This is a rare inherited bleeding disorder resulting in the abnormal platelets that have a gray appearance under the light microscope. The platelets are essential cells that circulate in the blood and stop bleeding during an injury. This disorder is the result of absence or reduction of alpha-granules in platelets that give them the adhesive quality as well as wound healing feature when an injury occurs. Gray platelet syndrome affects the newborn infant but may not be discovered until early childhood. Globally there is only 60 recorded case of this syndrome. This is inherited in an autosomal recessive manner where both the copies of the defect gene are present in each cell. The means the parents each carry the mutated gene and pass it to their child. Gray platelet syndrome is also inherited in an autosomal dominant pattern where one copy of the mutated gene is responsible for the disorder when one parent carries the defect gene. This syndrome is also known as deficient alpha granule syndrome and platelet granule defect.

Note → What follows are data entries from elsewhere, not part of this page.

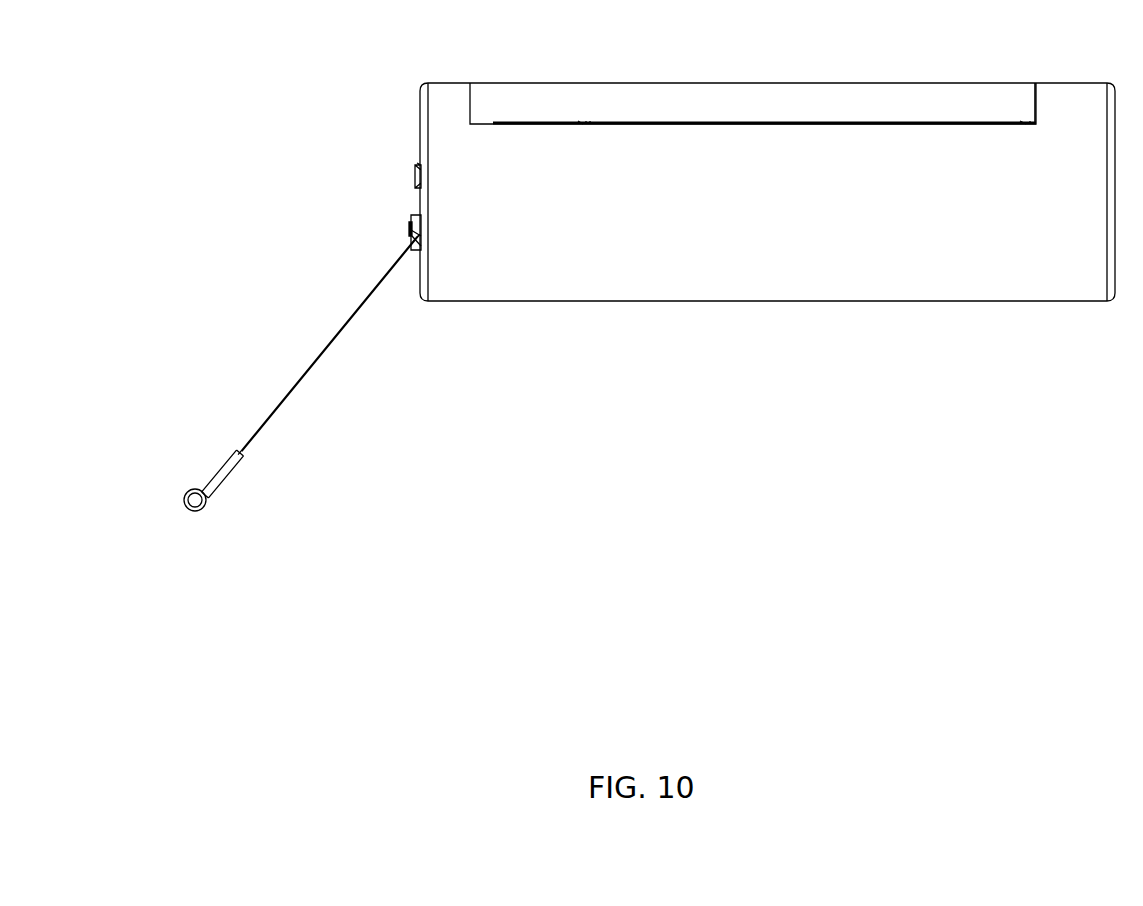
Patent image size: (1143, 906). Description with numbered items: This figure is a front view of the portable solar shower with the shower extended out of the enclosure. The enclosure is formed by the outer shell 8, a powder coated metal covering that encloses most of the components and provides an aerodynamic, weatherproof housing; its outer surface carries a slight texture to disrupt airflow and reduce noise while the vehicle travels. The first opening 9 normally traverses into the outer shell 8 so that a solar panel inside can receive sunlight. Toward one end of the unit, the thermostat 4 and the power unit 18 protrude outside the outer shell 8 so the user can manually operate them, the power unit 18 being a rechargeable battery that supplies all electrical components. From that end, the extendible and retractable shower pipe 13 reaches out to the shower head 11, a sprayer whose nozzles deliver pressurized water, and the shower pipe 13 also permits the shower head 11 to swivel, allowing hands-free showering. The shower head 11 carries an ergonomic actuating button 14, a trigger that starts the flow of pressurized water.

The thermostat 4 is at (418, 165).
The outer shell 8 is at (571, 285).
The first opening 9 is at (940, 103).
The shower head 11 is at (190, 490).
The shower pipe 13 is at (357, 308).
The actuating button 14 is at (233, 465).
The power unit 18 is at (412, 218).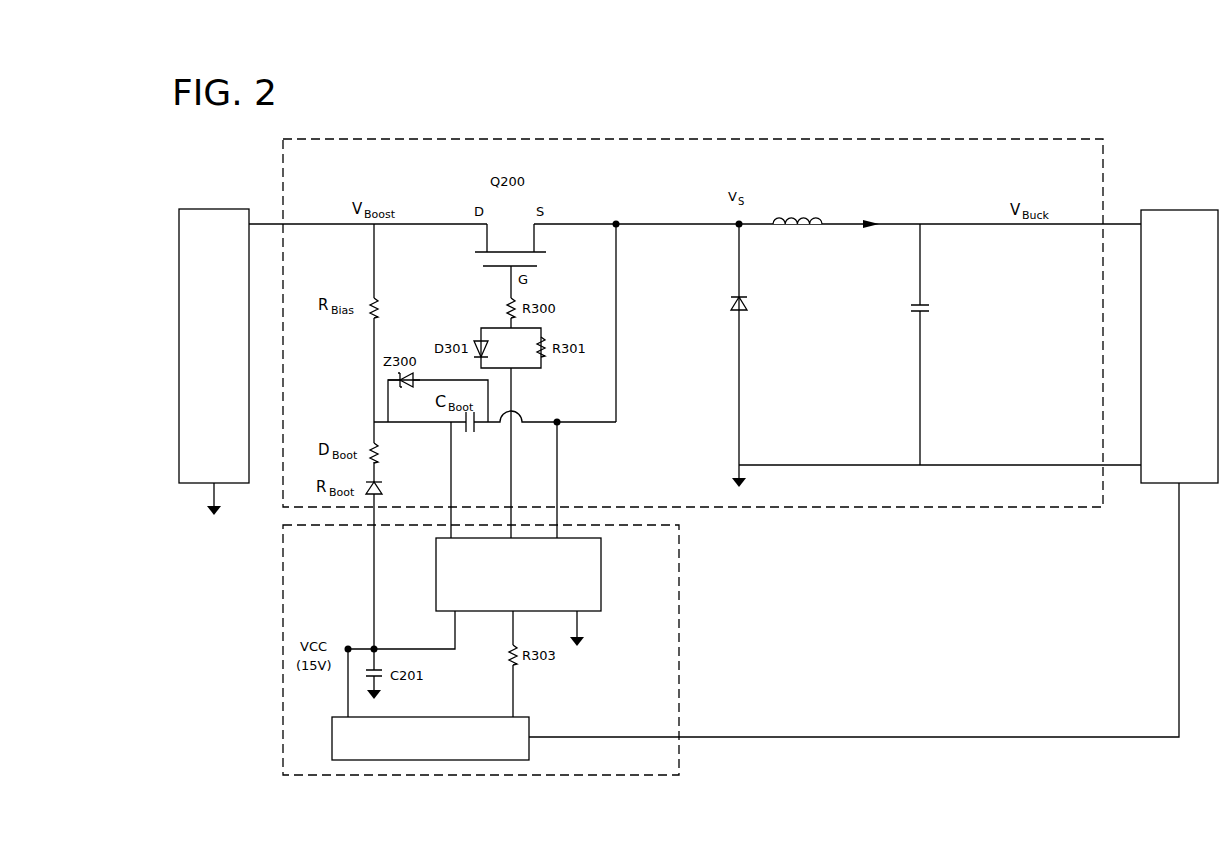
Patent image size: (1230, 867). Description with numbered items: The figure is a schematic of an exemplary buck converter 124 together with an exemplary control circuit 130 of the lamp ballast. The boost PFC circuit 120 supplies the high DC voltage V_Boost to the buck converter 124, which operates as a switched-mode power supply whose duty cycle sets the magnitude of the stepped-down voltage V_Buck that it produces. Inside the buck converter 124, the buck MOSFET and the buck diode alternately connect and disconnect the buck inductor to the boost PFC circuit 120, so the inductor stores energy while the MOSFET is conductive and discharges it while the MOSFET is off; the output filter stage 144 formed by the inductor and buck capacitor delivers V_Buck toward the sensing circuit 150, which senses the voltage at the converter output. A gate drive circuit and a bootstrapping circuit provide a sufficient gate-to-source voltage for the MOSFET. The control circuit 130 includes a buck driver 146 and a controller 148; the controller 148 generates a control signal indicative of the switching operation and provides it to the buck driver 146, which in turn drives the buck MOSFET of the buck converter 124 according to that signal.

The power factor correction circuit 120 is at (214, 209).
The buck converter 124 is at (585, 139).
The control circuit 130 is at (283, 690).
The buck output stage 144 is at (892, 180).
The buck driver 146 is at (601, 577).
The controller 148 is at (493, 717).
The sensing circuit 150 is at (1178, 210).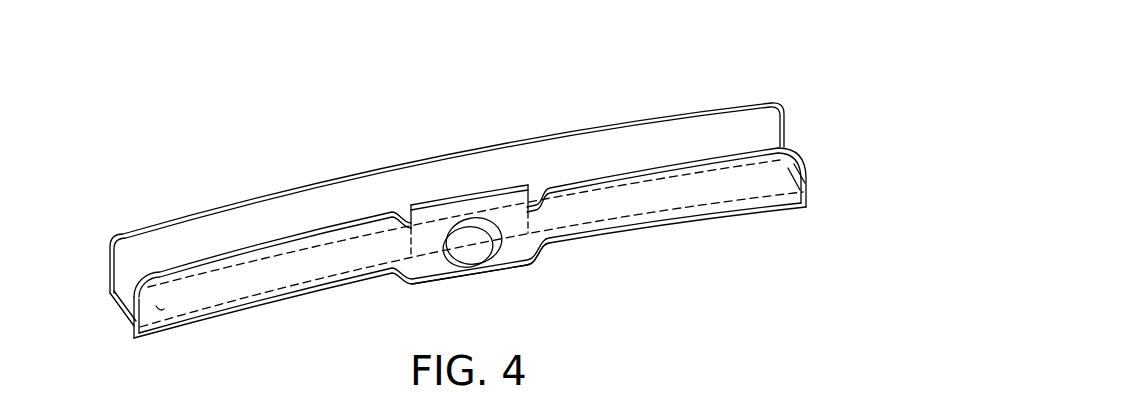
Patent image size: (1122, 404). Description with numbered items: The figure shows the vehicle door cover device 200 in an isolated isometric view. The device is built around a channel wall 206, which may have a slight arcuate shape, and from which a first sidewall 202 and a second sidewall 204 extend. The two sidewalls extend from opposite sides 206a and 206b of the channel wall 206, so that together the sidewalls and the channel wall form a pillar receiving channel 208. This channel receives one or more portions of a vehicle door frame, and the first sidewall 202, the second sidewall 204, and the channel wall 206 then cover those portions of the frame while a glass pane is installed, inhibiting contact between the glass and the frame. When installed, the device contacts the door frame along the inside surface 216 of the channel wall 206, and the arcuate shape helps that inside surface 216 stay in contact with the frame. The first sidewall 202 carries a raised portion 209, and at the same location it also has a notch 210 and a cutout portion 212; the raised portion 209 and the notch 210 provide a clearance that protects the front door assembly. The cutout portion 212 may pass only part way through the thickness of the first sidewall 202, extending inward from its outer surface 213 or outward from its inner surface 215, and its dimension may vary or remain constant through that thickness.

The vehicle door cover device 200 is at (686, 79).
The first sidewall 202 is at (789, 165).
The second sidewall 204 is at (128, 244).
The channel wall 206 is at (112, 297).
The side of the channel wall 206a is at (268, 299).
The side of the channel wall 206b is at (120, 292).
The pillar receiving channel 208 is at (403, 195).
The raised portion 209 is at (515, 258).
The notch 210 is at (428, 206).
The cutout portion 212 is at (472, 240).
The outer surface 213 is at (156, 310).
The inner surface 215 is at (252, 238).
The inside surface 216 is at (128, 319).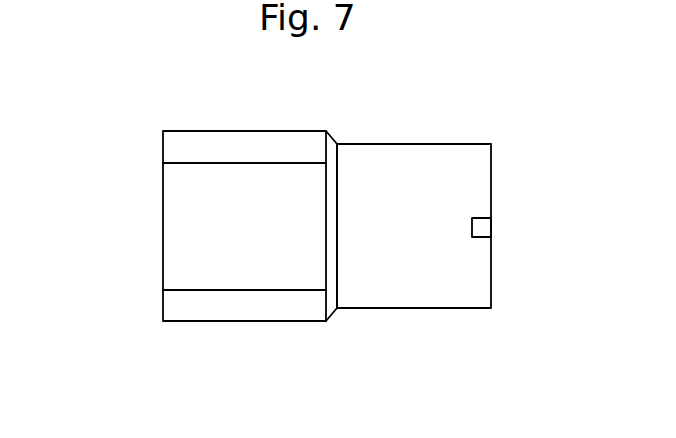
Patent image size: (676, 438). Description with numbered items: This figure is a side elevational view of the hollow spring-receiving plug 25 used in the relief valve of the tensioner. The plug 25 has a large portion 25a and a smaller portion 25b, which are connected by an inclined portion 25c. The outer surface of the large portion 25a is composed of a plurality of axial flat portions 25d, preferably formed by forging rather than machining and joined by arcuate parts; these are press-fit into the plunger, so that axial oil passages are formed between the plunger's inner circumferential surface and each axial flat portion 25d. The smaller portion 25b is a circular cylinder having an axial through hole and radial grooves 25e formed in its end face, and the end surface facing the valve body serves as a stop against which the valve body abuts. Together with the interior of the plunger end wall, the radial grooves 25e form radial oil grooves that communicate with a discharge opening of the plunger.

The spring-receiving plug 25 is at (366, 114).
The large portion 25a is at (278, 310).
The smaller portion 25b is at (420, 308).
The inclined portion 25c is at (332, 319).
The axial flat portions 25d is at (197, 130).
The radial grooves 25e is at (490, 227).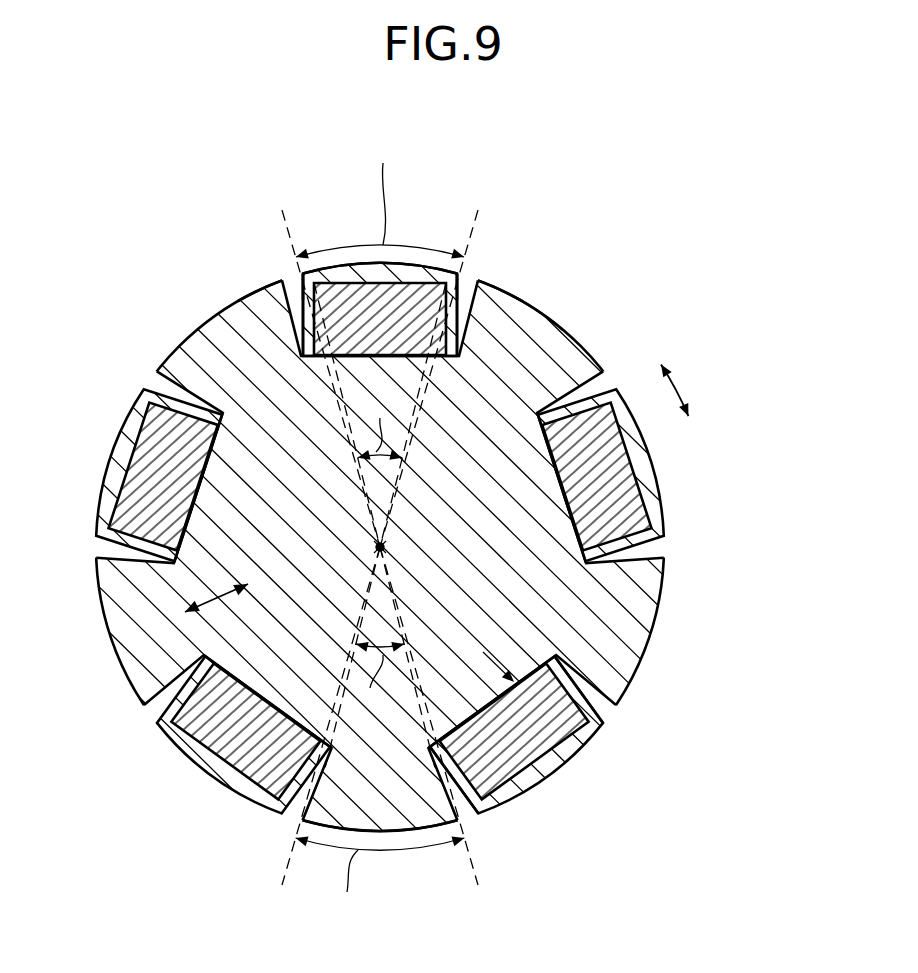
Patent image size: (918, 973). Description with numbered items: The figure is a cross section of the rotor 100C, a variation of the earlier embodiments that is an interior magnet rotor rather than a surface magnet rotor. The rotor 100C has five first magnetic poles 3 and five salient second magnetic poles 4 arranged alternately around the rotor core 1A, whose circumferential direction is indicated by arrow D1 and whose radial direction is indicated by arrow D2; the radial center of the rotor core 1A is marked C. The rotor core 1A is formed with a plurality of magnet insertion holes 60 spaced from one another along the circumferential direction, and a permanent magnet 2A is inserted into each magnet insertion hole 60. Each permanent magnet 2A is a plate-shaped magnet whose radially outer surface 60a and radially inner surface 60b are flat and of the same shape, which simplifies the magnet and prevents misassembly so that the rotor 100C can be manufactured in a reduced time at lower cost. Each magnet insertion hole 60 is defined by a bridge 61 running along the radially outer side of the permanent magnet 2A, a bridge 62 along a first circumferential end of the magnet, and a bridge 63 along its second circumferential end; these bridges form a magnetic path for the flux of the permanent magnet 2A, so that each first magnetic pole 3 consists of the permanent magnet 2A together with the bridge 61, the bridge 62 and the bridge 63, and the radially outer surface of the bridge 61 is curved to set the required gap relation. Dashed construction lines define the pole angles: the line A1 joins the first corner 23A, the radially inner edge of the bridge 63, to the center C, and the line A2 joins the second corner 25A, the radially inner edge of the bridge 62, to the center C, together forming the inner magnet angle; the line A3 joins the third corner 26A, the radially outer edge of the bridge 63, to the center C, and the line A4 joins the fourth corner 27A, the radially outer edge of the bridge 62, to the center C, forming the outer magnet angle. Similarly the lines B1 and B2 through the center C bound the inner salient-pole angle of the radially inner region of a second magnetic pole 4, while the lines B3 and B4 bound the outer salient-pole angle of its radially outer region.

The rotor 100C is at (737, 125).
The rotor core 1A is at (510, 595).
The permanent magnet 2A is at (548, 745).
The first magnetic pole 3 is at (420, 233).
The second magnetic pole 4 is at (575, 314).
The first corner 23A is at (285, 366).
The second corner 25A is at (463, 357).
The third corner 26A is at (313, 274).
The fourth corner 27A is at (448, 272).
The magnet insertion hole 60 is at (455, 730).
The radially outer surface 60a is at (523, 780).
The radially inner surface 60b is at (514, 680).
The bridge 61 is at (372, 278).
The bridge 62 is at (455, 312).
The bridge 63 is at (304, 325).
The line A1 is at (337, 440).
The line A2 is at (427, 440).
The line A3 is at (360, 489).
The line A4 is at (400, 489).
The line B1 is at (420, 678).
The line B2 is at (343, 678).
The line B3 is at (402, 598).
The line B4 is at (358, 600).
The center C is at (377, 547).
The arrow indicating circumferential direction D1 is at (688, 391).
The arrow indicating radial direction D2 is at (216, 589).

Gray platelet syndrome is associated with the mutation of the gene NBEAL2. This mutation affects the production of alpha-granules within the platelets which are normally produced during an injury. These granules have the adhesive quality that is essential for blood clotting and wound healing. The defect in its production results in larger and fewer platelets. The deficit of alpha-granules tends to impair the normal functions of the platelets resulting in abnormal bleeding. These affected platelets give the gray appearance when observed under the microscope.
The bone marrow is responsible for the production of the blood cells for the body. The individuals develop an accumulation of the scar tissues (myelofibrosis) in the bone marrow that may affect the blood production. As a result of low blood, spleen produces blood cells causing enlarged spleen (splenomegaly). Individuals with this syndrome are vulnerable to excessive bleeding after an injury, may bruise easily, at risk of nosebleed and heavy menstrual bleeds in women.
Diagnosis and Treatment
Diagnosis for Gray platelet syndrome may involve blood analysis to assess the platelet count, alpha-granule examination and bone marrow biopsy.
Treatment usually involves the management measure to prevent bleeding. Platelet transfusion may be performed prior to a surgery and medications to advance the clotting time. In some cases, surgical removal of the spleen may be necessary to improve platelet count increase. The individuals with the platelet count lower than 30,000/micro liter are at higher risk of life-threatening bleeding conditions.